SHARE

Climate change is already baking the Earth with record breaking heat, intensifying rain storms, and pushing the planet past eight major indicators of stability. The latest impact of increased greenhouse gas emissions could be changing the color of the world’s oceans. 

[Related: A beginner’s guide to the ‘hydrogen rainbow.’]

In a study published July 12 in the journal Nature, an international team of scientists found that the changes and blue-green fluctuations to the ocean’s hue over the last 20 years cannot be explained by the natural year-to-year variability alone. These changes are present in more than 56 percent of the planet’s oceans. The study also found that tropical oceans near the Earth’s equator have become steadily greener overtime. 

A shift in ocean color is an indication that ecosystems within the surface may also be changing. While the team can’t point to exactly how marine ecosystems are changing to reflect the shift, they are quite sure that human-induced climate change is likely behind it. 

“I’ve been running simulations that have been telling me for years that these changes in ocean color are going to happen,” study co-author and MIT senior research scientist Stephanie Dutkiewicz said in a statement. “To actually see it happening for real is not surprising, but frightening. And these changes are consistent with man-induced changes to our climate.”

The ocean gets its signature colors from what is living in its upper layers. Waters that are a deep blue typically reflect little life, while greener water indicates the presence of ecosystems. Greener water also generally means there is plenty of phytoplankton, the microscopic plant-like microbes that call the upper ocean home and are full of a pigment called chlorophyll. 

Phytoplankton are the backbone of the marine food web, and these tiny organisms support everything from tiny krill and fish up to marine mammals and seabirds. They also help the ocean capture and store carbon dioxide. Scientists monitor phytoplankton levels across the ocean’s surface as an indicator of how these essential ocean communities are responding to changes in climate. To keep an eye on it, scientists track changes in chlorophyll that are based on the ratio of how much green versus blue light is reflected from the ocean’s surface. These changes are monitored from space.

A 2010 paper by one of this new study’s co-authors, Stephanie Henson of the National Oceanography Center, found that if scientists were only tracking chlorophyll, it would take at least 30 years of continuous monitoring to detect a trend that was specially being driven by climate change. They argued that this was because large natural variations in chlorophyll that occur year to year would overtake any human-made influence on  chlorophyll concentrations. 

[Related: Jackrabbit’s color-changing fur may prepare them for climate change.]

A follow-up model in 2019 by Dutkiewicz confirmed that signals that climate change might be driving changes in hue should be easier to detect over the smaller and more normal variation in color and should be apparent within 20 years. 

“So I thought, doesn’t it make sense to look for a trend in all these other colors, rather than in chlorophyll alone?” study co-author and bio geoscientist at the National Oceanography Center in the United Kingdom B. B. Cael said in a statement.“It’s worth looking at the whole spectrum, rather than just trying to estimate one number from bits of the spectrum.”

In this new study, the team analyzed measurements of ocean color taken by an instrument aboard the Aqua satellite called the Moderate Resolution Imaging Spectroradiometer (MODIS).
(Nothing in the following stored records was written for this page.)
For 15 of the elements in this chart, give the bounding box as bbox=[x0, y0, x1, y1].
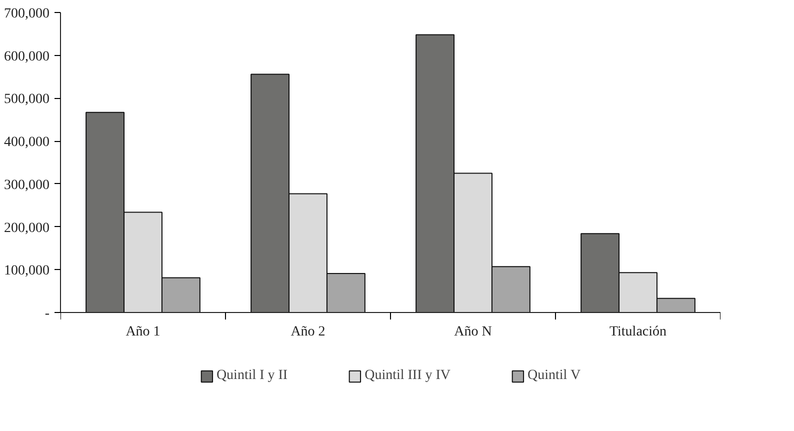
y-tick-label: - bbox=[44, 306, 50, 322]
x-tick-label: Año 2 bbox=[290, 324, 326, 340]
x-tick-label: Año 1 bbox=[126, 324, 160, 340]
y-tick-label: 300,000 bbox=[4, 178, 50, 193]
x-tick-label: Año N bbox=[454, 324, 492, 340]
y-tick-label: 200,000 bbox=[4, 220, 50, 236]
y-tick-label: 400,000 bbox=[4, 135, 50, 150]
x-tick-label: Titulación bbox=[609, 324, 667, 340]
legend-label: Quintil V bbox=[528, 368, 581, 384]
legend-label: Quintil III y IV bbox=[364, 368, 451, 384]
y-tick-label: 100,000 bbox=[4, 264, 50, 279]
legend-label: Quintil I y II bbox=[216, 368, 288, 384]
y-tick-label: 700,000 bbox=[4, 6, 50, 22]
y-tick-label: 500,000 bbox=[4, 92, 50, 108]
y-tick-label: 600,000 bbox=[4, 49, 50, 64]
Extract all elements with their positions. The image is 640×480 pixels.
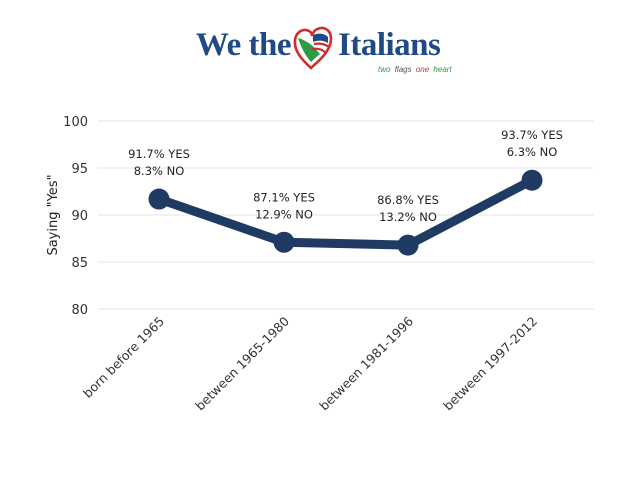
series-line	[154, 175, 537, 250]
brand-logo: We the Italians two flags one heart	[196, 26, 452, 74]
logo-tagline: two flags one heart	[378, 65, 452, 74]
data-labels: 91.7% YES 8.3% NO 87.1% YES 12.9% NO 86.8% Y…	[128, 128, 563, 224]
y-tick-label: 95	[71, 162, 88, 177]
y-axis-ticks: 80 85 90 95 100	[63, 115, 88, 318]
data-point	[148, 188, 170, 210]
y-tick-label: 85	[71, 256, 88, 271]
data-point	[521, 169, 543, 191]
data-label: 86.8% YES	[377, 193, 439, 207]
tagline-word-2: flags	[395, 65, 412, 74]
x-category-label: between 1981-1996	[316, 313, 416, 413]
flag-heart-icon	[293, 26, 333, 70]
x-axis-categories: born before 1965 between 1965-1980 between…	[80, 313, 540, 413]
data-label: 6.3% NO	[507, 145, 558, 159]
y-tick-label: 80	[71, 303, 88, 318]
y-tick-label: 100	[63, 115, 88, 130]
data-label: 13.2% NO	[379, 210, 437, 224]
x-category-label: between 1965-1980	[192, 313, 292, 413]
data-point	[397, 234, 419, 256]
logo-word-right: Italians	[338, 27, 441, 63]
data-label: 91.7% YES	[128, 147, 190, 161]
series-layer	[148, 169, 543, 256]
data-label: 12.9% NO	[255, 207, 313, 221]
data-point	[273, 231, 295, 253]
data-label: 87.1% YES	[253, 190, 315, 204]
tagline-word-1: two	[378, 65, 391, 74]
y-axis-title: Saying "Yes"	[46, 174, 61, 255]
gridlines	[98, 120, 594, 310]
tagline-word-3: one	[416, 65, 430, 74]
tagline-word-4: heart	[433, 65, 452, 74]
x-category-label: born before 1965	[80, 314, 167, 401]
data-label: 8.3% NO	[134, 164, 185, 178]
data-label: 93.7% YES	[501, 128, 563, 142]
y-tick-label: 90	[71, 209, 88, 224]
x-category-label: between 1997-2012	[440, 314, 540, 414]
logo-word-left: We the	[196, 27, 291, 63]
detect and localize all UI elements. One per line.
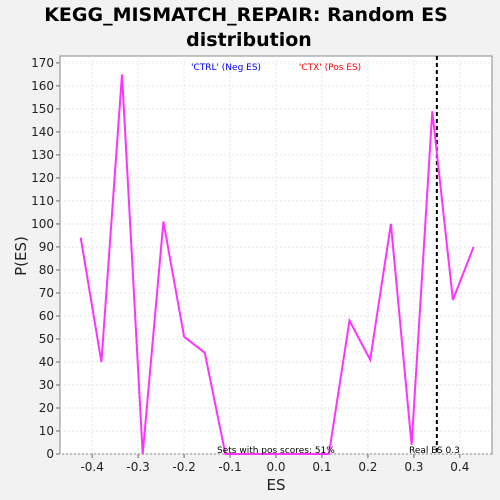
x-tick-label: -0.2 xyxy=(172,460,195,474)
y-tick-label: 120 xyxy=(31,171,54,185)
x-axis-label: ES xyxy=(267,476,286,494)
axis-ticks: 0 10 20 30 40 50 60 70 80 90 100 110 120 130 140 150 160… xyxy=(31,56,469,474)
x-tick-label: 0.3 xyxy=(404,460,423,474)
y-tick-label: 60 xyxy=(39,309,54,323)
chart-title-line2: distribution xyxy=(186,29,312,51)
y-tick-label: 150 xyxy=(31,102,54,116)
x-tick-label: 0.1 xyxy=(312,460,331,474)
chart-title-line1: KEGG_MISMATCH_REPAIR: Random ES xyxy=(44,4,448,26)
y-tick-label: 130 xyxy=(31,148,54,162)
y-tick-label: 140 xyxy=(31,125,54,139)
x-tick-label: -0.4 xyxy=(80,460,103,474)
y-tick-label: 160 xyxy=(31,79,54,93)
y-tick-label: 110 xyxy=(31,194,54,208)
x-tick-label: -0.3 xyxy=(126,460,149,474)
x-tick-label: -0.1 xyxy=(218,460,241,474)
y-tick-label: 10 xyxy=(39,424,54,438)
x-tick-label: 0.2 xyxy=(358,460,377,474)
y-tick-label: 20 xyxy=(39,401,54,415)
y-tick-label: 80 xyxy=(39,263,54,277)
y-axis-label: P(ES) xyxy=(12,236,30,276)
y-tick-label: 170 xyxy=(31,56,54,70)
y-tick-label: 0 xyxy=(46,447,54,461)
series-line xyxy=(79,74,475,455)
x-tick-label: 0.4 xyxy=(450,460,469,474)
y-tick-label: 40 xyxy=(39,355,54,369)
y-tick-label: 100 xyxy=(31,217,54,231)
y-tick-label: 70 xyxy=(39,286,54,300)
legend-pos-es: 'CTX' (Pos ES) xyxy=(299,63,361,73)
real-es-annotation: Real ES 0.3 xyxy=(409,446,460,456)
y-tick-label: 90 xyxy=(39,240,54,254)
x-tick-label: 0.0 xyxy=(266,460,285,474)
legend-neg-es: 'CTRL' (Neg ES) xyxy=(191,63,261,73)
y-tick-label: 30 xyxy=(39,378,54,392)
pos-scores-annotation: Sets with pos scores: 51% xyxy=(217,446,335,456)
y-tick-label: 50 xyxy=(39,332,54,346)
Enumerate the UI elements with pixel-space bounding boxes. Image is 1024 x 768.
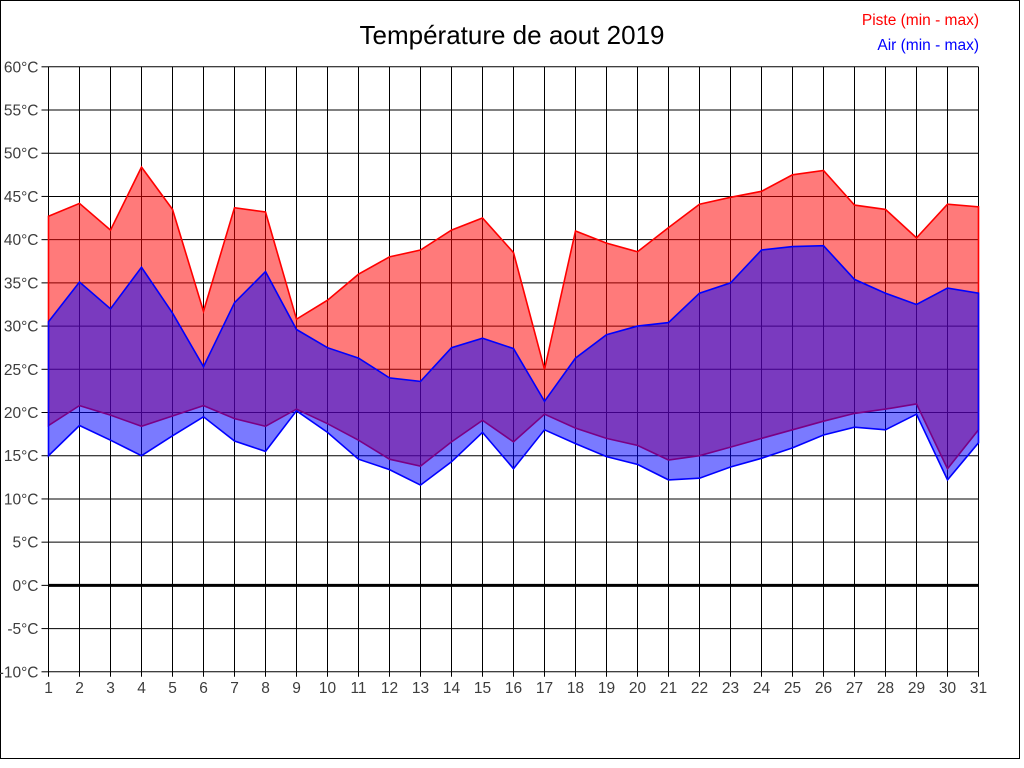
x-tick-label: 31	[970, 680, 987, 697]
x-tick-label: 1	[44, 680, 53, 697]
x-tick-label: 7	[230, 680, 239, 697]
air-band	[47, 244, 980, 487]
x-tick-label: 21	[660, 680, 677, 697]
x-tick-label: 13	[412, 680, 429, 697]
y-tick-label: 20°C	[4, 405, 39, 422]
x-tick-label: 2	[75, 680, 84, 697]
x-tick-label: 9	[292, 680, 301, 697]
chart-legend: Piste (min - max) Air (min - max)	[862, 8, 979, 58]
y-tick-label: 55°C	[4, 103, 39, 120]
x-axis-labels: 1 2 3 4 5 6 7 8 9 10 11 12 13 14 15 16 17 18 19 20 21 22 23 24 2…	[44, 680, 987, 697]
x-tick-label: 16	[505, 680, 522, 697]
y-tick-label: 30°C	[4, 319, 39, 336]
x-tick-label: 18	[567, 680, 584, 697]
y-tick-label: 50°C	[4, 146, 39, 163]
x-tick-label: 20	[629, 680, 647, 697]
x-tick-label: 30	[939, 680, 957, 697]
y-axis-labels: 60°C 55°C 50°C 45°C 40°C 35°C 30°C 25°C 20°C 15°C…	[0, 59, 39, 681]
x-tick-label: 23	[722, 680, 739, 697]
x-tick-label: 27	[846, 680, 863, 697]
legend-piste-label: Piste (min - max)	[861, 12, 979, 29]
x-tick-label: 25	[784, 680, 801, 697]
y-tick-label: 60°C	[4, 59, 39, 76]
x-tick-label: 19	[598, 680, 615, 697]
y-tick-label: 35°C	[4, 275, 39, 292]
x-tick-label: 29	[908, 680, 925, 697]
y-tick-label: 25°C	[4, 362, 39, 379]
x-tick-label: 3	[106, 680, 115, 697]
x-tick-label: 28	[877, 680, 894, 697]
y-tick-label: 45°C	[4, 189, 39, 206]
chart-title: Température de aout 2019	[359, 20, 665, 50]
x-tick-label: 5	[168, 680, 177, 697]
x-tick-label: 17	[536, 680, 553, 697]
y-tick-label: -5°C	[7, 621, 38, 638]
y-tick-label: 5°C	[12, 535, 38, 552]
x-tick-label: 24	[753, 680, 771, 697]
x-tick-label: 8	[261, 680, 270, 697]
x-tick-label: 10	[319, 680, 337, 697]
x-tick-label: 15	[474, 680, 491, 697]
x-tick-label: 6	[199, 680, 208, 697]
y-tick-label: 40°C	[4, 232, 39, 249]
y-tick-label: 0°C	[12, 578, 38, 595]
legend-air-label: Air (min - max)	[877, 37, 979, 54]
y-tick-label: 15°C	[4, 448, 39, 465]
x-tick-label: 12	[381, 680, 398, 697]
x-tick-label: 14	[443, 680, 461, 697]
y-tick-label: 10°C	[4, 491, 39, 508]
x-tick-label: 4	[137, 680, 146, 697]
y-tick-label: -10°C	[0, 664, 39, 681]
x-tick-label: 11	[350, 680, 366, 697]
x-tick-label: 22	[691, 680, 708, 697]
x-tick-label: 26	[815, 680, 832, 697]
True to its name, the Aqua satellite has been monitoring ocean color for 21 years and MODIS takes measurements in seven visible wavelengths, including the two colors that researchers generally use to estimate chlorophyll levels.

Using measurements taken from 2002 to 2022, Cael carried out a statistical analysis using all seven ocean colors. First, he looked at how much these colors changed between regions in a given year, to get a sense of their natural variations. Next, he looked at the bigger picture to see how annual variations in the ocean’s color changed over two decades. The analysis showed a clear trend of above the normal year-to-year variability in color. 

To determine if this trend is related to climate change, he looked at the model that Dutkiewicz determined in 2019. This model simulated the Earth’s oceans with the addition of greenhouse gasses and also without it. The model matched up almost exactly with the real-world satellite data–with greenhouse gasses, a change in ocean color will show up within 20 years and occur in about 50 percent of the world’s surface oceans. 

The team believes that this new study demonstrates that monitoring the oceans colors beyond green chlorophyll can give a faster and clearer way to detect changes to marine ecosystems. 

“The color of the oceans has changed. And we can’t say how. But we can say that changes in color reflect changes in plankton communities that will impact everything that feeds on plankton,” said Dutkiewicz. “It will also change how much the ocean will take up carbon, because different types of plankton have different abilities to do that. So, we hope people take this seriously. It’s not only models that are predicting these changes will happen. We can now see it happening, and the ocean is changing.”